Particular care must be taken to prevent any leaks on the suction side of water supply pumps, either in plumbing and fittings or in the pump itself. Small pin-hole leaks will allow air to be entrained and subsequently forced into solution under pressure. These gases in turn can result in gas-bubble disease as they leave solution in incubation and rearing tanks. Similarly, leaking fittings or unions on the outlet side of a pump can act as venturis, allowing additional air to be sucked into the system.

Most hatcheries find it necessary to raise or lower temperature of source water at various times of the year. Heating water in closed (pressurized) containment can also result in super-saturation of many gases and cause gas bubble disease. Many suitable devices with titanium surfaces are available for heating and cooling requirements, but they may be cost-prohibitive for some applications. If necessary, measures can be taken to install or construct heat-exchange devices.
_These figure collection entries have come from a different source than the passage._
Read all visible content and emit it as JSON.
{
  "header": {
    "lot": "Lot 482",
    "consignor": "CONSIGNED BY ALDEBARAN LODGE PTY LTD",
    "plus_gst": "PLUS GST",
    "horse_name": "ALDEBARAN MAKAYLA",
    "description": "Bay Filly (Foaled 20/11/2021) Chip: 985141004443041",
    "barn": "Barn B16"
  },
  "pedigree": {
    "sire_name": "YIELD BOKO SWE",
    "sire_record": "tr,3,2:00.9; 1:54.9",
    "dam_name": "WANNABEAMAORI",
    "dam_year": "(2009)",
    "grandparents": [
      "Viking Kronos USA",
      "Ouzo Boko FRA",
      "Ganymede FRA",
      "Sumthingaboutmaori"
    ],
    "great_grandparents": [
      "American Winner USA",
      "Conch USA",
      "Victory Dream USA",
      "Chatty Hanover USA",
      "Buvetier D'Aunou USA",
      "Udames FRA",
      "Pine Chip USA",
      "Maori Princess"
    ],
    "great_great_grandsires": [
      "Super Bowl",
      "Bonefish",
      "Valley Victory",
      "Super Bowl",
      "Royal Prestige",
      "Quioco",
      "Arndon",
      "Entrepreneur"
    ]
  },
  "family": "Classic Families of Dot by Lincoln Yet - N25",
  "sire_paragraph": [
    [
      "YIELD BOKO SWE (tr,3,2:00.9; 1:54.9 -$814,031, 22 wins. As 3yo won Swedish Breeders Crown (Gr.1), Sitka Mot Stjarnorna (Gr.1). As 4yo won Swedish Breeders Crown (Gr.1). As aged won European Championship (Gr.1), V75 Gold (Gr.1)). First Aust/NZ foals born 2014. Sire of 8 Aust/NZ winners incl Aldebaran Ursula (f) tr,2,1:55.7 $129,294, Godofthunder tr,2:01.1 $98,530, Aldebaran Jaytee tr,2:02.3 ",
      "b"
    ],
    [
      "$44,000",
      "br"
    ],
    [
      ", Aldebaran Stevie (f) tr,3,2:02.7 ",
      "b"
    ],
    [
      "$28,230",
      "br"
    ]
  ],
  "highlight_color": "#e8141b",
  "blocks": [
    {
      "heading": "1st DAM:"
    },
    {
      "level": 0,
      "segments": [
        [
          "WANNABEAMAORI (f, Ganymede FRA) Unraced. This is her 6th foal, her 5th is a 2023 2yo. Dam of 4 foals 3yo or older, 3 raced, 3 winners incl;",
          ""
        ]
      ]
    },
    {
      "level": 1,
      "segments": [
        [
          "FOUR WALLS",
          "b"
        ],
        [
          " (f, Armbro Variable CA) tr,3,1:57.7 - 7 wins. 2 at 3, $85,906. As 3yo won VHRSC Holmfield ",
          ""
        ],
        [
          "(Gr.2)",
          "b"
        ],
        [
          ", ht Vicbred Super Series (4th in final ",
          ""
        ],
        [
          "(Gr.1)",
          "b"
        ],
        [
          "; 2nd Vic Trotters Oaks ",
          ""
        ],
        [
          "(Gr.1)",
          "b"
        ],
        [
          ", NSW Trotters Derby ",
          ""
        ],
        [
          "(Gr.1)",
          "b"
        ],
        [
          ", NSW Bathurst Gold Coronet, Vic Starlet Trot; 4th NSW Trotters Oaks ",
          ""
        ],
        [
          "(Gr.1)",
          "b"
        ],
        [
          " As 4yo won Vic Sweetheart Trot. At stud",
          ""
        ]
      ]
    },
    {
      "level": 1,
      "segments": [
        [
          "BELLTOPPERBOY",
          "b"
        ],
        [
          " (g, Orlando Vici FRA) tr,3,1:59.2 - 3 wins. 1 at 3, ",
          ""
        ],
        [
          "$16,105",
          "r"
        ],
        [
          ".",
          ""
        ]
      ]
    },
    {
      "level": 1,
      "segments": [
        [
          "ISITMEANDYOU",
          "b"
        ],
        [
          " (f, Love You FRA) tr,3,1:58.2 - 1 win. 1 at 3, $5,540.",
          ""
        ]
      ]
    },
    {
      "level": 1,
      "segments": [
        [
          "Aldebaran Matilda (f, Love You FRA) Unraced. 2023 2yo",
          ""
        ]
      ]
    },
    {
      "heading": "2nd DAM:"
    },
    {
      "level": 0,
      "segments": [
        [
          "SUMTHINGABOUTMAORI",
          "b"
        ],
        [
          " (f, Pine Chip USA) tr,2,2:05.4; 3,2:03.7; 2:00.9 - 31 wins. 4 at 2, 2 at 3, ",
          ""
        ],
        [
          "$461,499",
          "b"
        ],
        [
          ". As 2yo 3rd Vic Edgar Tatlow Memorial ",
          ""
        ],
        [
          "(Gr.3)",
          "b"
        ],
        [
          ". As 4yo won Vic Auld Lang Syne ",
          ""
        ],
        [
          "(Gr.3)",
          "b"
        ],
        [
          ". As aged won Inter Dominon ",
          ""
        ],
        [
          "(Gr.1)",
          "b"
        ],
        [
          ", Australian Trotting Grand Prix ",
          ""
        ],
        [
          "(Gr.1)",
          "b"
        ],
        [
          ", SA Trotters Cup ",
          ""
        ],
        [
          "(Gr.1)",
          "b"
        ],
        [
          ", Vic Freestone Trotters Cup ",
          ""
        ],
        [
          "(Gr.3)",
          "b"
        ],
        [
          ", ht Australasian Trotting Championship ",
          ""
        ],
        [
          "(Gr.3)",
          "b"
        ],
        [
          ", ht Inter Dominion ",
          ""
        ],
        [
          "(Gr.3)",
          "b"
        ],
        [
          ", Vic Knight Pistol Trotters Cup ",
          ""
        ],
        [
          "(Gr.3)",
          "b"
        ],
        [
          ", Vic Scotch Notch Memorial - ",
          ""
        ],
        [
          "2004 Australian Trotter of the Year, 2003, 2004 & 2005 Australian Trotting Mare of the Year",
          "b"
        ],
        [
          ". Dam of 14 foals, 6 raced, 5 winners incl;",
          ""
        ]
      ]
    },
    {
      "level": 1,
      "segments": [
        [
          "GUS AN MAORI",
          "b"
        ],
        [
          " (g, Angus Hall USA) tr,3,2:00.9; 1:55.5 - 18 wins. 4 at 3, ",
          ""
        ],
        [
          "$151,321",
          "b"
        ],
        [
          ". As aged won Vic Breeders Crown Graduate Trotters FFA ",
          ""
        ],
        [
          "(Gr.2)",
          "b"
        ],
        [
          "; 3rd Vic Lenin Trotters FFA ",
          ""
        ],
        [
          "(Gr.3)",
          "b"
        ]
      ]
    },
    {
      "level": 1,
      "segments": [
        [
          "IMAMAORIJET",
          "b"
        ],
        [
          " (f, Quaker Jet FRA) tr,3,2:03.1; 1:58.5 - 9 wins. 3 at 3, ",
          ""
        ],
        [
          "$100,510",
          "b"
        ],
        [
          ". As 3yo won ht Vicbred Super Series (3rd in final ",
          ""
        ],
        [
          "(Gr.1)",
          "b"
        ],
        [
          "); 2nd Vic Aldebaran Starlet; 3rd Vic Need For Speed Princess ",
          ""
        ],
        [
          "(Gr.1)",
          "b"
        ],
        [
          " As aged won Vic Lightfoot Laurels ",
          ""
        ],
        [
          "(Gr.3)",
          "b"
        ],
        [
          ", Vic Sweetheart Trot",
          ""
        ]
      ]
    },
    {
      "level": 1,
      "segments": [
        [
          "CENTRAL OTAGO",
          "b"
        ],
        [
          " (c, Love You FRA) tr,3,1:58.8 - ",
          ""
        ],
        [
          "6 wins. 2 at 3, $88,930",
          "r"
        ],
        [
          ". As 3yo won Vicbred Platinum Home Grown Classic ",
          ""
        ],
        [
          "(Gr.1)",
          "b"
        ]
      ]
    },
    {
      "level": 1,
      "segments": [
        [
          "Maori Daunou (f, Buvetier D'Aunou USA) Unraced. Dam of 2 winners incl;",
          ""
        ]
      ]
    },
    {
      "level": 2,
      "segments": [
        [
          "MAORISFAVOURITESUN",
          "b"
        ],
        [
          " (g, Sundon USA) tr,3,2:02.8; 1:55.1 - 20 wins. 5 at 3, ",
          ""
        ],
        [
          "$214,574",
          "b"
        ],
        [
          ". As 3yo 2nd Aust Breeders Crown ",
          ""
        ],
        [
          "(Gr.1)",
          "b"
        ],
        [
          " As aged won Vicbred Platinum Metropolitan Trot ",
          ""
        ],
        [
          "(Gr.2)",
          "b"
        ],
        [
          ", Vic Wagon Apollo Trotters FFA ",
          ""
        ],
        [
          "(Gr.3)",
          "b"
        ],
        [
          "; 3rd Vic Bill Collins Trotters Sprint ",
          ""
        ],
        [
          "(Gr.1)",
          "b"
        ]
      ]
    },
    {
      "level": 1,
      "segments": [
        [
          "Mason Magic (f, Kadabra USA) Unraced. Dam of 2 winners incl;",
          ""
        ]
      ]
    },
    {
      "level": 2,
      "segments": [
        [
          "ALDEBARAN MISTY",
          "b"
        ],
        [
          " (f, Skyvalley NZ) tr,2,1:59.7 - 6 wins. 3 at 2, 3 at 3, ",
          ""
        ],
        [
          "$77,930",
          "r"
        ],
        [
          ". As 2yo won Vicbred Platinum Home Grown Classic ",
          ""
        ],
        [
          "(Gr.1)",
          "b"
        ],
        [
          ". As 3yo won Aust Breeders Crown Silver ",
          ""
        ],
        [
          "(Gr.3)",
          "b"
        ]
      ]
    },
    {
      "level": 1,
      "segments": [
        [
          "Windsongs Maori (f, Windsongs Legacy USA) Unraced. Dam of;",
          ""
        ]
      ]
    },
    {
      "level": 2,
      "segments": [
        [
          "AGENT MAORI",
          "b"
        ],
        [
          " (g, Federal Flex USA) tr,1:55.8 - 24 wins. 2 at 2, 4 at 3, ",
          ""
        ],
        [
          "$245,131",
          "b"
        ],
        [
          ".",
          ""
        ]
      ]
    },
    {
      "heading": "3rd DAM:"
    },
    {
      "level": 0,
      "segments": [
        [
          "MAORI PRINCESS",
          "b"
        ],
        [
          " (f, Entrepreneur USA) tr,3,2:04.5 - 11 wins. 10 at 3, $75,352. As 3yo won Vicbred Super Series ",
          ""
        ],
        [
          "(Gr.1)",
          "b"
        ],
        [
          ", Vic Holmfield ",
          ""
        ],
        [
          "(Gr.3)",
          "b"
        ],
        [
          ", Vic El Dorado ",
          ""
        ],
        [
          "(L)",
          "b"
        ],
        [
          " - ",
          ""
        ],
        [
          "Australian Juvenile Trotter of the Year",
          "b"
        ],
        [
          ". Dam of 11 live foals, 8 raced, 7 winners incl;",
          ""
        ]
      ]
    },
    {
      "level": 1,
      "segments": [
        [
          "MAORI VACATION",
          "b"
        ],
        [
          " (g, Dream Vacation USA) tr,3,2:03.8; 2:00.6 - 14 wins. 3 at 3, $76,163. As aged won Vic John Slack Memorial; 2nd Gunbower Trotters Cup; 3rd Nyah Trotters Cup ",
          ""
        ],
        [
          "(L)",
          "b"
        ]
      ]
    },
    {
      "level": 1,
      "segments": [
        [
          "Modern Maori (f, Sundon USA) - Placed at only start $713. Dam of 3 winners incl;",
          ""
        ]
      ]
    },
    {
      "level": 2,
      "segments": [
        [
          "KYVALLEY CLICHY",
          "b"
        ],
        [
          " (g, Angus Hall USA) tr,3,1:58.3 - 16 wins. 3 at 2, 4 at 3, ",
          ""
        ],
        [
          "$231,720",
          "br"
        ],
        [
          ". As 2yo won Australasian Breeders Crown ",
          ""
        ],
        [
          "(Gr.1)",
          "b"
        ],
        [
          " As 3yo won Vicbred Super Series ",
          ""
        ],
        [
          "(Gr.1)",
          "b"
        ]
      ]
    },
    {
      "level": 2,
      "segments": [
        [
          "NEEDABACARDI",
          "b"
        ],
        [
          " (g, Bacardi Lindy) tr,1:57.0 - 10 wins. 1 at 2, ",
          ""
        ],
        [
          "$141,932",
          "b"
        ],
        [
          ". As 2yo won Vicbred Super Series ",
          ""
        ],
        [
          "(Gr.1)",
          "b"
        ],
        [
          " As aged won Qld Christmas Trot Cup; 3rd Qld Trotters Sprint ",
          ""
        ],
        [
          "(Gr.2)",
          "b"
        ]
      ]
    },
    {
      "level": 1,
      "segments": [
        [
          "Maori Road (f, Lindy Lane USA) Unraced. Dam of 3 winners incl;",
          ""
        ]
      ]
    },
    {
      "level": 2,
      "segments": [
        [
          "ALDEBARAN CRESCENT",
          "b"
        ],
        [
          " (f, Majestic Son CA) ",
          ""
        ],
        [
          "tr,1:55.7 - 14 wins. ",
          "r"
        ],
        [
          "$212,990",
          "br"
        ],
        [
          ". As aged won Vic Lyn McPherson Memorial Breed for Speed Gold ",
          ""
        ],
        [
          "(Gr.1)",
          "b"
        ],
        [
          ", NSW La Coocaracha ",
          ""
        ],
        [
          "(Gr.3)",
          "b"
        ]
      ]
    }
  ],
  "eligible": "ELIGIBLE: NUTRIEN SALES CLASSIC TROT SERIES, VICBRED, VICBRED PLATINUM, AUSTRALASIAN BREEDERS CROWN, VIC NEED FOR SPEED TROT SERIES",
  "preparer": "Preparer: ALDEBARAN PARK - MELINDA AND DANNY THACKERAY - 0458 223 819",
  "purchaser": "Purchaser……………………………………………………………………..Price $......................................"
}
Polyvinyl Chloride (PVC) fittings and pipe, new fiberglass, new concrete, and many painted surfaces can all leach harmful chemicals which impact larval survival in many aquatic species. These components should be properly ‘aged’ prior to use by filling, rinsing, or steaming.

And, once water supplies and distribution are in place, a number of alarm systems may be appropriate for a hatchery depending on the complexity of the system, manpower availability, and redundancy of key components. Alarms for water levels in tanks, reservoirs or even source waters can be installed, as can alarms to monitor failure or shut-down of key systems such as water pumps.


C. Greg Lutz, has a PhD in Wildlife and Fisheries Science from the Louisiana State University. His interests include recirculating system technology and population dynamics, quantitative genetics and multivariate analyses and the use of web based technology for result-demonstration methods.